The changes in plasma amino acids after a 20 g protein meal were similar in healthy subjects and in cirrhotics except for a significantly greater increase ( < 0.05) in isoleucine, leucine and tyrosine concentrations in the cirrhotics. The baseline branched chain amino acids/aromatic amino acids (BCAA/AAA) ratio was higher in the healthy persons and remained stable-but it decreased significantly after the meal in the cirrhotic group. After the high protein meal there was a marked increase in the levels of most amino acids, but only small changes occurred in the levels of taurine, citrulline, cysteine and histidine.The BCAA/AAA ratio was significantly higher 180 and 240 min after the meal. Slightly elevated basal plasma ammonia levels showed no particular pattern. Overt HE was not observed in any patients.

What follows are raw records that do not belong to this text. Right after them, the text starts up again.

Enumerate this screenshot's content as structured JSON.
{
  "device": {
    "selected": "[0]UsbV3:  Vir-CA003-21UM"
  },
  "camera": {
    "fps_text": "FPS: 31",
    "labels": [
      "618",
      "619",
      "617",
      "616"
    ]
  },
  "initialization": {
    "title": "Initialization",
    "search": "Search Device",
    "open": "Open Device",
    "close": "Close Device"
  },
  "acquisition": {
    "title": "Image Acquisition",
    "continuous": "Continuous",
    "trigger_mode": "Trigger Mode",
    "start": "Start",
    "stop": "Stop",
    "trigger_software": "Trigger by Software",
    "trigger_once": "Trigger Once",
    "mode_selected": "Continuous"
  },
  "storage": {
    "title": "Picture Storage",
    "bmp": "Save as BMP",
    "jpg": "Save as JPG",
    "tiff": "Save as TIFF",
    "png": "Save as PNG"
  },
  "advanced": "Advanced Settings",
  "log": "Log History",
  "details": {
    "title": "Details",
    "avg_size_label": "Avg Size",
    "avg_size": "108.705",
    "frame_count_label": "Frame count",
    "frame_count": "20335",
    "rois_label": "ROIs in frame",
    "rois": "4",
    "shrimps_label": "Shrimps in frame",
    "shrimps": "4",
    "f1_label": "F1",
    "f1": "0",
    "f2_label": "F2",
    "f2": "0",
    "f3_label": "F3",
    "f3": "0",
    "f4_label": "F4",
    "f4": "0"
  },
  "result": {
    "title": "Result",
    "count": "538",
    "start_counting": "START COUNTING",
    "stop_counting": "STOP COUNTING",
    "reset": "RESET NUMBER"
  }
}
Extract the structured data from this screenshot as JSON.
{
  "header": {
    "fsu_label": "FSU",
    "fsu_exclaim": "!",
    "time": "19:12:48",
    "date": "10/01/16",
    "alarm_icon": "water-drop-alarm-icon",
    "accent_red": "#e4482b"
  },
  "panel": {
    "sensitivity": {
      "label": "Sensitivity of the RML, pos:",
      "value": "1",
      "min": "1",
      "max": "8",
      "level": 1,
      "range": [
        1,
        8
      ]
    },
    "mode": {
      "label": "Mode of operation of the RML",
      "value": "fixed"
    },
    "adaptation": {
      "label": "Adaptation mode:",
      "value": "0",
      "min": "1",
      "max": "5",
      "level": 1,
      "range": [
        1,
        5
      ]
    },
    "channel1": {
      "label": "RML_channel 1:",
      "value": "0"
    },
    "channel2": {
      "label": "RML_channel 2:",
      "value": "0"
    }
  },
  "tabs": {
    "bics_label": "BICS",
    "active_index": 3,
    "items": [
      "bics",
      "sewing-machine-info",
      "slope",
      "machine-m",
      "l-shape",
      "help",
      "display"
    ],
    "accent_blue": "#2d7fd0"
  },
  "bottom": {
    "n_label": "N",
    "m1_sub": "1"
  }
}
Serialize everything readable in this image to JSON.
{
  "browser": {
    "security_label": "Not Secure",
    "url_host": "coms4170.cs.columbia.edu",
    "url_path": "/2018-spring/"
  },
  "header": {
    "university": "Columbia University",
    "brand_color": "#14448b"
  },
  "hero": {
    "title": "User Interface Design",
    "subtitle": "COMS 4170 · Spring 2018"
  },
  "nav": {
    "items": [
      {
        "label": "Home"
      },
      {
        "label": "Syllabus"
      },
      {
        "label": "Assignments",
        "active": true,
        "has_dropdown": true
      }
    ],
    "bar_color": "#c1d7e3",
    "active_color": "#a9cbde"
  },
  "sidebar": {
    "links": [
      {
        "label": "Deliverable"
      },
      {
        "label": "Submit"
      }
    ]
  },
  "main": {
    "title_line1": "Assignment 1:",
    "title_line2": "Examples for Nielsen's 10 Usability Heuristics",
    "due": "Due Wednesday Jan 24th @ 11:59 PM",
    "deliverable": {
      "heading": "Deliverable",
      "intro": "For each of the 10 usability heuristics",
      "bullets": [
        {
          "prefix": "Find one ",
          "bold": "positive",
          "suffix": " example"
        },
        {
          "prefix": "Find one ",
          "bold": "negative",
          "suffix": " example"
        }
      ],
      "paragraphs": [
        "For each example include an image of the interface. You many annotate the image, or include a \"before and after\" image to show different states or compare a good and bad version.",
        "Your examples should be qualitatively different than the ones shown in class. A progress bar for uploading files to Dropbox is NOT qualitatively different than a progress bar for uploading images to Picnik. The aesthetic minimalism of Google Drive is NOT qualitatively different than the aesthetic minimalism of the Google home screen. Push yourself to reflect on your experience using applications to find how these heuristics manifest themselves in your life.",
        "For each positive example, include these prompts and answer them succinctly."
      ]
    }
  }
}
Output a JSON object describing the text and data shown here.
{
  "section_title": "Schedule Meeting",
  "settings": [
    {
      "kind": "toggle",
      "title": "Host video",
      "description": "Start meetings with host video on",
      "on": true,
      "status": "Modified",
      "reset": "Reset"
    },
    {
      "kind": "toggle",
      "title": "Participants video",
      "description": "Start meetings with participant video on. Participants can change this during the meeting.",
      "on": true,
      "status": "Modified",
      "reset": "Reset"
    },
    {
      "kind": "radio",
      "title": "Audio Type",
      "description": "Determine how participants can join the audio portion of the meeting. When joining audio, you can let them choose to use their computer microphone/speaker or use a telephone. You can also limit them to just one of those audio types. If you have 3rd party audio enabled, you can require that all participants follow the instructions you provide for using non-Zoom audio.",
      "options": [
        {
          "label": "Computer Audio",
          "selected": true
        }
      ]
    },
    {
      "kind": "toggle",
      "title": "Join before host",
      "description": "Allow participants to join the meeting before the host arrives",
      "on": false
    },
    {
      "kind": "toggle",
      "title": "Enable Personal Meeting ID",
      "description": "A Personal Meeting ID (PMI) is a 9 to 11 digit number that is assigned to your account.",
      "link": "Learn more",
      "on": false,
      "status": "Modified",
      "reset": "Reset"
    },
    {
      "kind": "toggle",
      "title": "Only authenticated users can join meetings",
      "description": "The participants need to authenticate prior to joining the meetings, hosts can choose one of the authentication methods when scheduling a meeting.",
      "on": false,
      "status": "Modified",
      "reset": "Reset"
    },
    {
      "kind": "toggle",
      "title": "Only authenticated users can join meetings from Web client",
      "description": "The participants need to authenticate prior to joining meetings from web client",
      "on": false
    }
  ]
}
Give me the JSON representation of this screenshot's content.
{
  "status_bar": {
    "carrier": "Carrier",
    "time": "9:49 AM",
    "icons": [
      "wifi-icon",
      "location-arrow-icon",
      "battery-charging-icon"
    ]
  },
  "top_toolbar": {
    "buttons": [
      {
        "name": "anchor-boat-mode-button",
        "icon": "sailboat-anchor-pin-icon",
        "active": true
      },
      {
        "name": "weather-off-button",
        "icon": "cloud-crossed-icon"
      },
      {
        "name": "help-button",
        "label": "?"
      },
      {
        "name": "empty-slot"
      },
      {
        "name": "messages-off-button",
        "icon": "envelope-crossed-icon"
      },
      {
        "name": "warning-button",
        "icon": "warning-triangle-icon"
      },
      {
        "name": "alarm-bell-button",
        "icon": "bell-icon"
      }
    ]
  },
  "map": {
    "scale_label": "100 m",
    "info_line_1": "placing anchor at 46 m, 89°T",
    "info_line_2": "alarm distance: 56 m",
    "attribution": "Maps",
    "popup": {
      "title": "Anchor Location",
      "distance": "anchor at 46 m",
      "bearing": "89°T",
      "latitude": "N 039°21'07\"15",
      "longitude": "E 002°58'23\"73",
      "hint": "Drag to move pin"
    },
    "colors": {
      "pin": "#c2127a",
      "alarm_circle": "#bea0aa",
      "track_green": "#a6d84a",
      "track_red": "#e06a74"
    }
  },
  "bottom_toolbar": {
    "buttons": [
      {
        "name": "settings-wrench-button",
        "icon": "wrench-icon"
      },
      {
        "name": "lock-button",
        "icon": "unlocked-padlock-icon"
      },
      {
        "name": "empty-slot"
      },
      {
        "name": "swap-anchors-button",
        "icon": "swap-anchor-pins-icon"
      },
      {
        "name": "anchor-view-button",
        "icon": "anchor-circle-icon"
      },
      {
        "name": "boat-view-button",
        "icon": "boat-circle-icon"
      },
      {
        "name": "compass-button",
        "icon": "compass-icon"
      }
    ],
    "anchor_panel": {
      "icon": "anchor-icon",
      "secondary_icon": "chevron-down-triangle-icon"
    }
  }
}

Patients with stable liver disease tolerate natural mixed meals with a standard protein content. The response to a high protein meal in decompensated cirrhotics suggests accumulation of some amino acids but it did not precipitate HE. These results support current nutritional guidelines that recommend a protein intake of 1.2-1.5 g/kg body weight/day for patients with cirrhosis.
研究肝硬化患者血浆氨基酸对正常或高蛋白膳食的反应及耐受性。
比较8例经活检证实的代偿期肝硬化患者和6名健康受试者对20克混合蛋白膳食的血浆氨基酸反应。此外,对6例经活检证实的失代偿期肝硬化患者进行高蛋白膳食(1克/千克体重)反应研究,以评估其蛋白质耐受性及门腔分流术后发生肝性脑病(HE)的可能性。为检测隐匿性HE,对所有患者进行“数字连接试验”(NCT),并对处于Child-Pugh C级的患者进行脑电图记录。
健康受试者和肝硬化患者在摄入20克蛋白质膳食后血浆氨基酸变化相似,但肝硬化患者异亮氨酸、亮氨酸和酪氨酸浓度显著升高(<0.05)。健康人基线支链氨基酸/芳香族氨基酸(BCAA/AAA)比值较高且保持稳定,但肝硬化组在进食后该比值显著下降。高蛋白膳食后大多数氨基酸水平显著升高,但牛磺酸、瓜氨酸、半胱氨酸和组氨酸水平变化较小。进食后180分钟和240分钟时BCAA/AAA比值显著升高。基础血浆氨水平略有升高但无特定模式。所有患者均未观察到明显的HE。
肝病稳定的患者能耐受标准蛋白质含量的天然混合膳食。失代偿期肝硬化患者对高蛋白膳食的反应表明某些氨基酸会蓄积,但未引发HE。这些结果支持当前营养指南,即建议肝硬化患者蛋白质摄入量为1.2 - 1.5克/千克体重/天。